I am trying to build a CNN with TensorFlow to solve the following kind of a regression task. The idea would be that there is some unknown function and we are interested in knowing some parameter of that function. As features, we have a vector of x values and a vector y which contains the function values at the corresponding x values. The corresponding label would be the function parameter. The CNN would take the x and y values and predict the parameter value. However, I am unable to achieve a sufficient accuracy with my CNN model.
To be more concrete, consider the following simple example. All functions would be simple linear functions y = kx and the task would be to predict the slope k. To acquire data, we may use the following Python code:
N_data = 50000 # number of data points
X = [] # features (x and y values)
y = [] # labels (slopes)
for k in range(N_data):
# Randomly choose the x values:
x_min = 200*random.random()-100
xs = np.linspace(x_min, x_min + 10)
# Randomly choose the slope:
k = 200*random.random()-100
# Calculate the function values:
ys = k*xs
# Store the data:
X.append(xs.tolist() + ys.tolist())
y.append(k)
X = np.array(X)
y = np.array(y)
tf.random.set_seed(41)
# Split the data into training, validation and test sets:
X_train, X_temp, y_train, y_temp = train_test_split(X, y, test_size=0.2, random_state=41)
# Split the temporary set into validation and test sets:
X_val, X_test, y_val, y_test = train_test_split(X_temp, y_temp, test_size=0.5, random_state=41)
Here's my CNN model:
model = models.Sequential()
# Data normalization layer
model.add(layers.InputLayer(input_shape=(X[0].shape[0], 1)))
model.add(layers.BatchNormalization())
# Convolutional block 1:
model.add(layers.Conv1D(32, 3, activation='relu'))
model.add(layers.AveragePooling1D(2))
# Convolutional block 2:
model.add(layers.Conv1D(64, 3, activation='relu'))
model.add(layers.AveragePooling1D(2))
# Convolutional block 3:
model.add(layers.Conv1D(128, 3, activation='relu'))
model.add(layers.MaxPooling1D(2))
model.add(layers.Flatten())
model.add(layers.Dense(64, activation='relu'))
model.add(layers.Dense(1))
And the following code fits the model:
model.compile(optimizer=Adam(learning_rate=0.01),
loss='mean_squared_error',
metrics=['mae'])
history = model.fit(X_train, y_train, epochs=50, batch_size = 16,
validation_data=(X_val, y_val))
The training and validation mean absolute errors are shown in the following figure:
I am unsure how to interpret that the validation errors are consistently smaller than the training errors. With the test set (10 % of the total data, i.e., 5 000 samples), the mean absolute error is 3.37, which is quite high with this simple problem and this large number of data points. What could I do to improve the model? I am unsure if the problem is with the number of data points, with the CNN architecture, or how the input data is formatted. Any suggestions would be appreciated.

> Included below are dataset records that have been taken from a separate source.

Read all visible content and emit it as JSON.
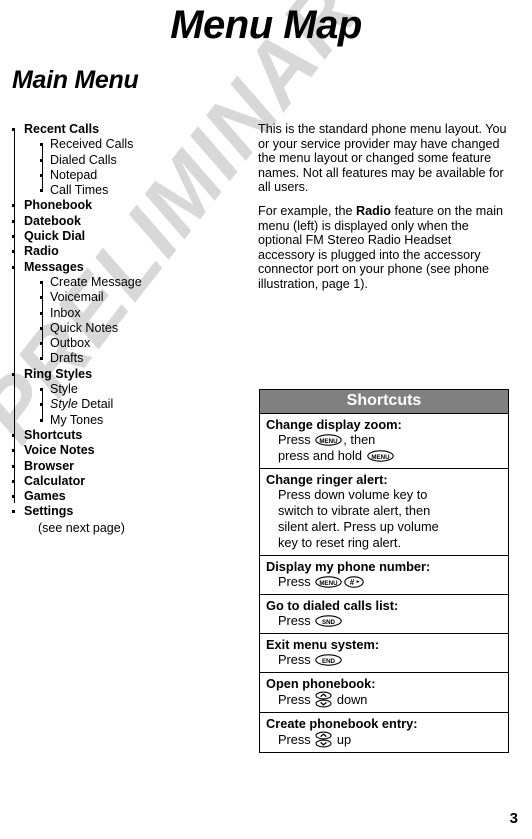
{
  "document": {
    "title": "Menu Map",
    "section_title": "Main Menu",
    "watermark": "PRELIMINARY",
    "page_number": "3"
  },
  "menu_tree": {
    "items": [
      {
        "label": "Recent Calls",
        "children": [
          {
            "label": "Received Calls"
          },
          {
            "label": "Dialed Calls"
          },
          {
            "label": "Notepad"
          },
          {
            "label": "Call Times"
          }
        ]
      },
      {
        "label": "Phonebook",
        "children": []
      },
      {
        "label": "Datebook",
        "children": []
      },
      {
        "label": "Quick Dial",
        "children": []
      },
      {
        "label": "Radio",
        "children": []
      },
      {
        "label": "Messages",
        "children": [
          {
            "label": "Create Message"
          },
          {
            "label": "Voicemail"
          },
          {
            "label": "Inbox"
          },
          {
            "label": "Quick Notes"
          },
          {
            "label": "Outbox"
          },
          {
            "label": "Drafts"
          }
        ]
      },
      {
        "label": "Ring Styles",
        "children": [
          {
            "label": "Style"
          },
          {
            "label": "Style Detail",
            "italic_prefix": "Style",
            "rest": " Detail"
          },
          {
            "label": "My Tones"
          }
        ]
      },
      {
        "label": "Shortcuts",
        "children": []
      },
      {
        "label": "Voice Notes",
        "children": []
      },
      {
        "label": "Browser",
        "children": []
      },
      {
        "label": "Calculator",
        "children": []
      },
      {
        "label": "Games",
        "children": []
      },
      {
        "label": "Settings",
        "children": []
      }
    ],
    "note": "(see next page)"
  },
  "body": {
    "paragraph1": "This is the standard phone menu layout. You or your service provider may have changed the menu layout or changed some feature names. Not all features may be available for all users.",
    "paragraph2_before": "For example, the ",
    "paragraph2_bold": "Radio",
    "paragraph2_after": " feature on the main menu (left) is displayed only when the optional FM Stereo Radio Headset accessory is plugged into the accessory connector port on your phone (see phone illustration, page 1)."
  },
  "shortcuts": {
    "header": "Shortcuts",
    "header_bg": "#808080",
    "header_text_color": "#ffffff",
    "rows": [
      {
        "title": "Change display zoom:",
        "lines": [
          {
            "pre": "Press ",
            "key": "menu-key",
            "post": ", then"
          },
          {
            "pre": "press and hold ",
            "key": "menu-key",
            "post": ""
          }
        ]
      },
      {
        "title": "Change ringer alert:",
        "lines": [
          {
            "pre": "Press down volume key to",
            "key": "",
            "post": ""
          },
          {
            "pre": "switch to vibrate alert, then",
            "key": "",
            "post": ""
          },
          {
            "pre": "silent alert. Press up volume",
            "key": "",
            "post": ""
          },
          {
            "pre": "key to reset ring alert.",
            "key": "",
            "post": ""
          }
        ]
      },
      {
        "title": "Display my phone number:",
        "lines": [
          {
            "pre": "Press ",
            "key": "menu-key",
            "key2": "pound-key",
            "post": ""
          }
        ]
      },
      {
        "title": "Go to dialed calls list:",
        "lines": [
          {
            "pre": "Press ",
            "key": "send-key",
            "post": ""
          }
        ]
      },
      {
        "title": "Exit menu system:",
        "lines": [
          {
            "pre": "Press ",
            "key": "end-key",
            "post": ""
          }
        ]
      },
      {
        "title": "Open phonebook:",
        "lines": [
          {
            "pre": "Press ",
            "key": "nav-key",
            "post": " down"
          }
        ]
      },
      {
        "title": "Create phonebook entry:",
        "lines": [
          {
            "pre": "Press ",
            "key": "nav-key",
            "post": " up"
          }
        ]
      }
    ]
  },
  "key_glyphs": {
    "menu-key": "MENU",
    "pound-key": "#",
    "send-key": "SND",
    "end-key": "END",
    "nav-key": "nav-up-down"
  }
}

Consider the inputs to be [xi,yi] and the output [ki] where xi*ki = yi.
For a standard input/activation.
A(zj - (xi*wxj + yi*wyj))
You cannot have the result of this activation function to be k.
You can categorize k though. The idea would be to categorize k enough that the value can be a scalar. Think of just positive x, y and k.
sigmoid( - xi*10 + yi )
Thus the crossover is when k > 10.
With this idea you can build enough outputs to categorize k into a range of values.
If we use two points we don't have to do division.
(x0, y0, x0 + 1, y1)
Now we can see the slope is x[3] - x[1]. This is what we should see from your example, since you always use the same linspec. I suspect from your pooling/convolutions you've somehow eliminated the possibility of this training route.
I made the input:
X.append( np.array((xs[i], xs[i+1], ys[i], ys[i+1])) )
And I changed the model:
model = models.Sequential()
model.add(layers.InputLayer(input_shape=(X[0].shape[0], 1)))
nn = 32
nl = 4
act = 'relu'
model.add(layers.Flatten())
for i in range(nl):
model.add(layers.Dense(nn, activation=act))
model.add(layers.Dense(1, activation='linear'))
model.add(layers.Dense(1, activation='linear'))
That model and data learns to predict k. It's really just calculating the difference between different y values.